Is there a better way to check for each element in a dataframe that it is contained in a given string?

46 views Asked by At

Let's say we have a dataframe df representing the activities of some people as follow:

index Mary Tristan Louise Arnaud Justin Stacy
0 Engineer Software Engineer Rock Singer Rap Singer Lumberjack Biomedical Engineer
1 Guitarist Aerospace Engineer Author Figherfighter
2 Business Man

And I would like to check if each activity is or might be software engineering. With s = 'Software Engineer', we would obtain:

index Mary Tristan Louise Arnaud Justin Stacy
0 True True False False False False
1 False False False False False False
2 False False False False False False

Which mean that I want to test for all cells in df that they are or are not a substring of s. What already works is the following, but it looks dirty:

s = 'Software Engineer'
df.apply(lambda col: col.apply(lambda x: str(x) in s))
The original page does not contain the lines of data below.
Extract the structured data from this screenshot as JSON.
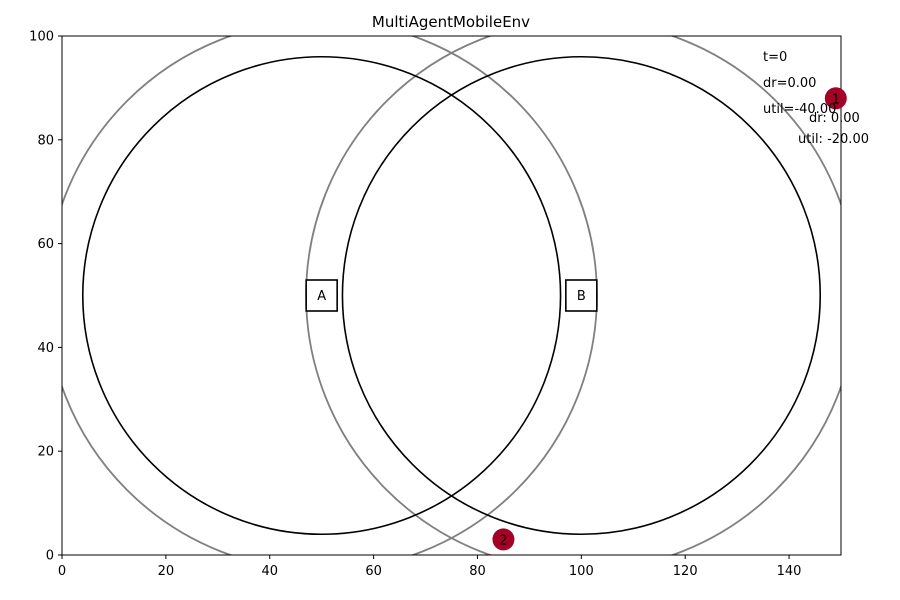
{
  "chart_data": {
    "type": "scatter",
    "title": "MultiAgentMobileEnv",
    "xlabel": "",
    "ylabel": "",
    "xlim": [
      0,
      150
    ],
    "ylim": [
      0,
      100
    ],
    "xticks": [
      0,
      20,
      40,
      60,
      80,
      100,
      120,
      140
    ],
    "yticks": [
      0,
      20,
      40,
      60,
      80,
      100
    ],
    "grid": false,
    "colors": {
      "coverage_circle": "#000000",
      "outer_circle": "#808080",
      "user_marker": "#a50026"
    },
    "stations": [
      {
        "label": "A",
        "x": 50,
        "y": 50,
        "coverage_radius": 46,
        "outer_radius": 53
      },
      {
        "label": "B",
        "x": 100,
        "y": 50,
        "coverage_radius": 46,
        "outer_radius": 53
      }
    ],
    "users": [
      {
        "label": "1",
        "x": 149,
        "y": 88,
        "dr_text": "dr: 0.00",
        "util_text": "util: -20.00"
      },
      {
        "label": "2",
        "x": 85,
        "y": 3
      }
    ],
    "info": {
      "t": "t=0",
      "dr": "dr=0.00",
      "util": "util=-40.00"
    }
  }
}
What bothers me is the double apply, there might be a better solution right?

2

There are 2 answers

0
abdelgha4 On BEST ANSWER

To check every cell in your dataframe if it is a substring of s no need to numpy, you can use applymap :

df.applymap(lambda cell: bool(cell) and cell in s)

Note: bool(cell) is used to exclude empty and NaN cells and mark them as False.

Also if you want the other way around, ie. check if s is a substring of each cell, you can use vectorized string functions to further optimize your code:

df.apply(lambda column: column.str.contains(s))
0
Debi Prasad On

One of the methods that you can do is using the properties of numpy arrays and then getting the appropriate solution

# Let's assume df is your dataframe which contains all the information
df=df.fillna('None')
# replace the null values as None
values=df.values
boolean_values=values=='Software Engineer'

Now your boolean_values array will contain the data in the exact format you want, and now you can just reframe the dataframe in the way you want

cols=df.columns
df=pd.DataFrame(boolean_values,columns=cols)

And there you go you have the desired output.